26A exigência de institucionalização a fim de ganhar uma maior ‘eficácia’, conforme se aludiu, foi um desafio com o qual o movimento já se defrontou e que, como se viu acima, foi recusado. Desse modo, o Mover, como exemplo de uma tendência mais geral de associativismo de bairro que alarga o espaço de participação cidadã nos assuntos da cidade, traz um elemento próprio a fim de ser incorporado como parte da dinâmica desse tipo de movimento social.
27Um dos principais aliados do Mover é a imprensa local, principalmente um dos jornais de circulação no bairro, o Jornal da Gente. Desde o início do movimento, o jornal tem feito não apenas a cobertura das reuniões, mas também emprestado o seu apoio, direto ou indireto, ao movimento. Uma rede de associações de moradores, especialmente de classe média, aglutinados em torno do Defenda São Paulo, também fornece uma base para alianças em eventos e iniciativas em que o Mover está presente.
28Os moradores aludem como razão principal para o descontentamento com a verticalização do bairro a sensação de invasão e de desrespeito com a história da população local (Jornal da Gente, 4 a 10/09/04). O que poderia ser enquadrado à primeira vista como um movimento preservacionista de claro perfil de classe média merece um tratamento mais cuidadoso, porque ele acaba expondo algumas nuanças da política urbana do município.
29Em primeiro lugar, o fato mais saliente e amplamente conhecido é a especulação imobiliária. A Vila Romana é, dentro das estratégias de valorização das empreiteiras e construtoras, a ‘bola da vez’ da cidade, o que significa dizer que os lançamentos de alto padrão, com características que vão além de uma mera destinação para habitação, adquirindo pois um caráter de ativo de valor, têm na região o campo privilegiado de manobras. Isto inclui a aquisição das casas (em geral bem simples) contíguas, assim como de galpões industriais – a maior parte desativados – e logo em seguida a sua demolição com vistas ao início das obras. A aquisição dos terrenos é feita acompanhando toda a legislação pertinente, que muda de acordo com os Planos Diretores da Cidade, pois esses estipulam as regras de uso e ocupação do solo. A princípio, nada é feito fora da lei (Cardoso, 2004; Santoro et al., 2007).
30Em segundo lugar, o movimento terminou por explicitar as visões estratégicas das forças políticas da cidade precisamente sobre o tema do uso e ocupação do solo. O que poderíamos designar como ‘direita’ comunga uma concepção muito clara de defesa do direito de propriedade (o morador deve ter o direito de dispor da sua propriedade quando, como e da maneira que lhe aprouver), aliada a uma visão do social que subordina inteiramente esse último a: i) escolhas privadas dos agentes enquanto proprietários, devendo o Estado interferir o mínimo possível quanto a essas escolhas; e ii) um ideal de progresso que tudo justifica (o axioma é: os benefícios com a verticalização terminam por compensar os inconvenientes). A ‘esquerda’, por seu lado, parece adotar uma postura do tipo Robin Hood: tirar dos ricos e remediados para dar aos pobres.
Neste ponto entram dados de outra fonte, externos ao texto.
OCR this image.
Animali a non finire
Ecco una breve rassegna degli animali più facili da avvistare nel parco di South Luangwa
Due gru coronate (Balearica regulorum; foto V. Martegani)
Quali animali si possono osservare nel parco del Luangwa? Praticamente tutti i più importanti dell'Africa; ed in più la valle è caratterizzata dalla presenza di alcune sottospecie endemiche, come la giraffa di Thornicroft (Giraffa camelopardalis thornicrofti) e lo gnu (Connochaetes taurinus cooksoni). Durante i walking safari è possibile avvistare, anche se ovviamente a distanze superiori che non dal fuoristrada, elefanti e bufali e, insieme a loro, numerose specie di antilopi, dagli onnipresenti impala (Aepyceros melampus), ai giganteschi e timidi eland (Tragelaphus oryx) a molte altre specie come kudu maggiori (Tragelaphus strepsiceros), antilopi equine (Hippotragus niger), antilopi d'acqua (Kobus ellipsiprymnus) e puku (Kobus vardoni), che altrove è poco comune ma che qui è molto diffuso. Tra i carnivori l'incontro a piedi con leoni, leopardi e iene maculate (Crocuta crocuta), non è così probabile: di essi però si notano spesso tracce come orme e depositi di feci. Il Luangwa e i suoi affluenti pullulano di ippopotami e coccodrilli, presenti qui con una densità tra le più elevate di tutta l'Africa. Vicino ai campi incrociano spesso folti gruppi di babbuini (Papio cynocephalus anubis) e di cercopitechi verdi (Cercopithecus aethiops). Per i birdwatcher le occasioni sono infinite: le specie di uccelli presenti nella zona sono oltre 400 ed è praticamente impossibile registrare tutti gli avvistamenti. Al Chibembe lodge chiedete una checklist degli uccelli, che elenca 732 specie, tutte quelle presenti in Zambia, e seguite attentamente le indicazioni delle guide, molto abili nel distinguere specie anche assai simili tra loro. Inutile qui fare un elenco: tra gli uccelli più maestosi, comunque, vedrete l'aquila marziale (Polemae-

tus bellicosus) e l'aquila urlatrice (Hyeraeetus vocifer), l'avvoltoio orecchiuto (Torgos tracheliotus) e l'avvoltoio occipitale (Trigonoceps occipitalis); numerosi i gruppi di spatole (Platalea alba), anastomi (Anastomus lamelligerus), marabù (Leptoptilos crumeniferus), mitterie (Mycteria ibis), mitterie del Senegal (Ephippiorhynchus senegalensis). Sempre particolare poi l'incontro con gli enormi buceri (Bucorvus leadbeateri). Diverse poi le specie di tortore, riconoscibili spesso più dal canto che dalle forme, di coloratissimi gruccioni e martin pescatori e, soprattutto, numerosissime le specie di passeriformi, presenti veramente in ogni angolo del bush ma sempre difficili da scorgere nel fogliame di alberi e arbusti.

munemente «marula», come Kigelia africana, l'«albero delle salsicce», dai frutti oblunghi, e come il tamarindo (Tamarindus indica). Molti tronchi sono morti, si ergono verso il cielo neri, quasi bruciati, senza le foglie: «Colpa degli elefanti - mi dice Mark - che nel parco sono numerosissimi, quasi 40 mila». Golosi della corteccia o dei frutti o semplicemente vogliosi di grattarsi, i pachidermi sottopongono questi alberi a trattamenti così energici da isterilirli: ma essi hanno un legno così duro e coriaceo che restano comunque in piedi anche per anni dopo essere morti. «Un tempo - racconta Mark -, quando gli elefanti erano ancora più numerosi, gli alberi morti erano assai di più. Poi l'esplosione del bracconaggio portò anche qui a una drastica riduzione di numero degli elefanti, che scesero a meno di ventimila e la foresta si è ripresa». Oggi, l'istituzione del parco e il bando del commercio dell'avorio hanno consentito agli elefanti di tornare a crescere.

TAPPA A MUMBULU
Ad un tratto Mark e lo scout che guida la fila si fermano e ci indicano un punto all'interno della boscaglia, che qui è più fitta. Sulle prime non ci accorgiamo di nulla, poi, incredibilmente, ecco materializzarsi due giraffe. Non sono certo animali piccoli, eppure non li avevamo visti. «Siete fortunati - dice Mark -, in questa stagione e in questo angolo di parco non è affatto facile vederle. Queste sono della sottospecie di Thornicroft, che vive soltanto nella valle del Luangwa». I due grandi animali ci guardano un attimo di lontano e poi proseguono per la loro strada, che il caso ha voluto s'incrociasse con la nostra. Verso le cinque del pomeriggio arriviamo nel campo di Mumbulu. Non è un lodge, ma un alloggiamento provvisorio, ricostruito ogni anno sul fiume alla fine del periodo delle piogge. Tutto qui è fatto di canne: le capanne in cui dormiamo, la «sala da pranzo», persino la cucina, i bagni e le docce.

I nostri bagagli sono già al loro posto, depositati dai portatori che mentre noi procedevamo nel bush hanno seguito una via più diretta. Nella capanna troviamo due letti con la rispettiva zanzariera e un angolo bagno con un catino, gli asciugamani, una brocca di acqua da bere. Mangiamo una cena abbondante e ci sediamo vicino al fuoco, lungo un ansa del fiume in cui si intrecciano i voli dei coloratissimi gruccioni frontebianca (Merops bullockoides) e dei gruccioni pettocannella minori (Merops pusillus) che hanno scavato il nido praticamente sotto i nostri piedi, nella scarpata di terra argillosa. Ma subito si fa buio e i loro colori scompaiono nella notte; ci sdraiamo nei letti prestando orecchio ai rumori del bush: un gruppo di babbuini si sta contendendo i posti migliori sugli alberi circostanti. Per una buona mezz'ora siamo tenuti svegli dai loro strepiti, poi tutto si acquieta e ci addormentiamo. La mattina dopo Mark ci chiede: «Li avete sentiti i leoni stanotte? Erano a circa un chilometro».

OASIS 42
- 5 O mecanismo da ‘outorga onerosa’ estabelecia um acréscimo do valor do m2 para toda a área construí (...)
31Desde a última administração do PT na cidade de São Paulo, a prioridade em termos de benfeitorias e política urbana foi direcionada para os bairros mais desfavorecidos e empobrecidos (a ‘periferia’), o que teve por efeito a política de financiamento das construções de casas populares pela via do ‘imposto’ pensado para gravar os empreendimentos da elite. Isso foi viabilizado pelo Plano Diretor proposto pelos técnicos da Administração Municipal do PT: ao flexibilizar as regras de obtenção de licenças de novos empreendimentos imobiliários, a idéia era manejar o interesse especulativo para formar uma espécie de fundo5 que sustentasse os investimentos na área pobre da cidade. Na prática, tal estratégia deixou completamente desguarnecida a região da Vila Romana da invasão do capital imobiliário, atento para a localização privilegiada do bairro em termos dos acessos, proximidade com o centro da cidade e, last but not least, a ‘tranqüilidade’, ‘sossego’ e aspecto ‘bucólico’ de uma parte da cidade de São Paulo que parecia relativamente intocada pelas intervenções urbanas de impacto ao longo dos últimos anos – todos elementos de farta propaganda veiculada pelas gigantes do setor imobiliário.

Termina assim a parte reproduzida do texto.